For all the negative integers, the theorem is yet to be proved. To do so, use the result you proved for the positive integers \(n\):

$$z^n=r^n(\cos{nx}+i\sin{nx})$$

Replacing \(n\) by \(-n\):

$$\begin{aligned} z^{-n} &=r^{-n}(\cos (n x)+i \sin (n x))^{-1} \\ &=r^{-n}\frac{1}{\cos (nx)+i \sin (n x)} \cdot\left(\frac{\cos (n x)-i \sin( n x)}{\cos (n x)+i \sin (nx)}\right) \\ &=r^{-n}\frac{\cos(n x)-i \sin (n x)}{\cos^2 (nx)+\sin^2 (nx)} \\ &=r^{-n} \frac{\cos (-n x)+i(\sin (-n x))}{1} \\ \therefore \ z^{-n} & = r^{-n}(\cos(-n x)+i \sin (-n x)) \end{aligned}$$

which proves the theorem for all the negative integers \(n\)

Solving using De Moivre's theorem

Suppose you are asked to solve the cubic equation \(x^3-1=0\), what would your answer be?

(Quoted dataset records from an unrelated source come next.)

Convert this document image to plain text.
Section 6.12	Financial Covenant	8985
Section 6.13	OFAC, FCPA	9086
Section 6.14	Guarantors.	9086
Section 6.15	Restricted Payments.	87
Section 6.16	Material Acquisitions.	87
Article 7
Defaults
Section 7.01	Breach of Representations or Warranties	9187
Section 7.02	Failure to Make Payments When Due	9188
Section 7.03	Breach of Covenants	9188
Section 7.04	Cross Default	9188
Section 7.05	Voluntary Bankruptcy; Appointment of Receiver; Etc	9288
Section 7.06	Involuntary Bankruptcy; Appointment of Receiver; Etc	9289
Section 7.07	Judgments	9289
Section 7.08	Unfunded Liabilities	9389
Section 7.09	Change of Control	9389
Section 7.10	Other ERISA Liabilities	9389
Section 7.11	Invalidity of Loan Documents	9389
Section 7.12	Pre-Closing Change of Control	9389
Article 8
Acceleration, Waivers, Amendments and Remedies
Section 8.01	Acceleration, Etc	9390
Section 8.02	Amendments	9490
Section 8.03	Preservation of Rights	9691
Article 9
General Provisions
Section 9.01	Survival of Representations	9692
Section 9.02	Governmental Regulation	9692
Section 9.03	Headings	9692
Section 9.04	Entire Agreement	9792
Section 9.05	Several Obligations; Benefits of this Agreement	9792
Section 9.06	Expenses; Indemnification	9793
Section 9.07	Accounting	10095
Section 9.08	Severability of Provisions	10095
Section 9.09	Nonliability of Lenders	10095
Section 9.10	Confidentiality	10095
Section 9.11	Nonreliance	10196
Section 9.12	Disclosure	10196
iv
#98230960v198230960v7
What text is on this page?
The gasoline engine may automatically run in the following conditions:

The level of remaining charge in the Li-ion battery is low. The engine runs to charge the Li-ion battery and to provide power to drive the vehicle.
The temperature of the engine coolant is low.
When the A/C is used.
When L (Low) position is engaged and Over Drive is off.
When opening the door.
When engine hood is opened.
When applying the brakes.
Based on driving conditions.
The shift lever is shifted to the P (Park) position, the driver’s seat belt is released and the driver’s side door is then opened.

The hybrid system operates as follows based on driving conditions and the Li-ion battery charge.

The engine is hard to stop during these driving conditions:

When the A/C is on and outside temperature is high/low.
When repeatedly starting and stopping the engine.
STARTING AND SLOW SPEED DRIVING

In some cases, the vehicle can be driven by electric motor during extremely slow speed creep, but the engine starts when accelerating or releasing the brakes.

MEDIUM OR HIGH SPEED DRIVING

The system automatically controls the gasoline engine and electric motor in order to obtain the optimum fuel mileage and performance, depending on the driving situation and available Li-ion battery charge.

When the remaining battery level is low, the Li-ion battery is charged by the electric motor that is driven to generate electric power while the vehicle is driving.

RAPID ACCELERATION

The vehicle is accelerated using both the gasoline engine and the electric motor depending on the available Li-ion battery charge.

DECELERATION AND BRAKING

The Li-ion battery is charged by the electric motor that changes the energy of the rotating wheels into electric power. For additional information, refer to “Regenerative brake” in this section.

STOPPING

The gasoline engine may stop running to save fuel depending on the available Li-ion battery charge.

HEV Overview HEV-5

It certainly would be \(x=1\), which is correct, but the answer is incomplete. \(x=1\) is the real root of this cubic equation, but what about the other roots? The degree of the polynomial is \(3\); hence it should have three roots in total.

This where the methods you have learned in high school come to an end (kind of). It turns out that the other roots of this equation are not real, but complex.

Let's try to address this generally and then go back to the problem of finding the cube root of \(1\). In general, we are trying to solve the equation \(x^n=a+ib\) where \(n \in \mathbb{N}\). Writing \(a+ib\) in polar form, we get:

$$a+ib=s(\cos \alpha +i\sin \alpha) $$

where \(s\) is the magnitude of \(a+ib\) and \(\alpha\) is the principal argument of it.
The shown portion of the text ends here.